GALILEO AND THE CHURCH
In Galileo’s day, people could be tried and even killed as heretics if they wrote books that went against the Church’s teaching. The Inquisition was responsible for trying heretics. Galileo hoped he would be safe because the Pope liked his work. So he wrote a book showing that he believed that Copernican theory was probably true. But the book was banned and Galileo was tried by the Inquisition. He was forced to say he had been wrong, and was sentenced to life imprisonment, although he was allowed to live at home. He carried on working on moving objects, and wrote his most important book in these last years. Galileo died in Arcetri, near Florence, in 1642.
Galileo’s trial became famous. He had not wanted to go against the Church. He was a religious man. But he felt that people should accept what science had shown to be true when they interpreted the Bible. He thought you should not believe it blindly word for word.

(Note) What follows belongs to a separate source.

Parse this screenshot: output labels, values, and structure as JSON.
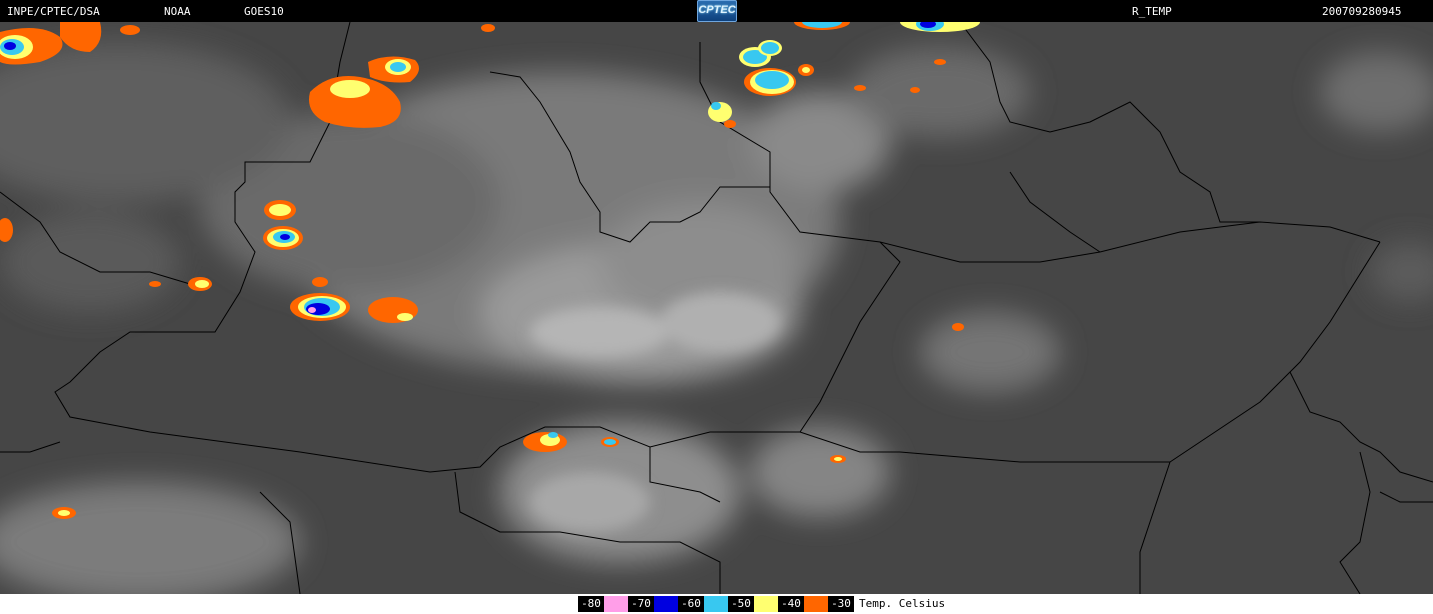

Galileo only had simple telescopes. And not all of his arguments were correct. But now we have plenty of evidence that the Earth is just another planet going round the Sun. We have even found planets orbiting other stars.
Did you know?
• When Galileo left the University of Pisa in 1585 he did so without having passed his degree, although it had been medicine that he was studying and not the astronomy or physics that he would later be acclaimed for.
• In 1992 the Roman Catholic Church officially apologized for condemning Galileo to life imprisonment for going against their teachings in claiming that the Earth revolved around the Sun and not the other way round. After almost five centuries the Church had finally admitted that it was wrong and that Galileo was right.
• Legend has it that Galileo dropped two objects from the Leaning Tower of Pisa to show that if you drop a light object and a heavy object from the same height, they will speed up at the same rate and reach the ground at the same time. This story was first told by his last pupil and first biographer, Vincenzo Viviani, although many believe that at best it is more probably an exaggerated version of an actual event.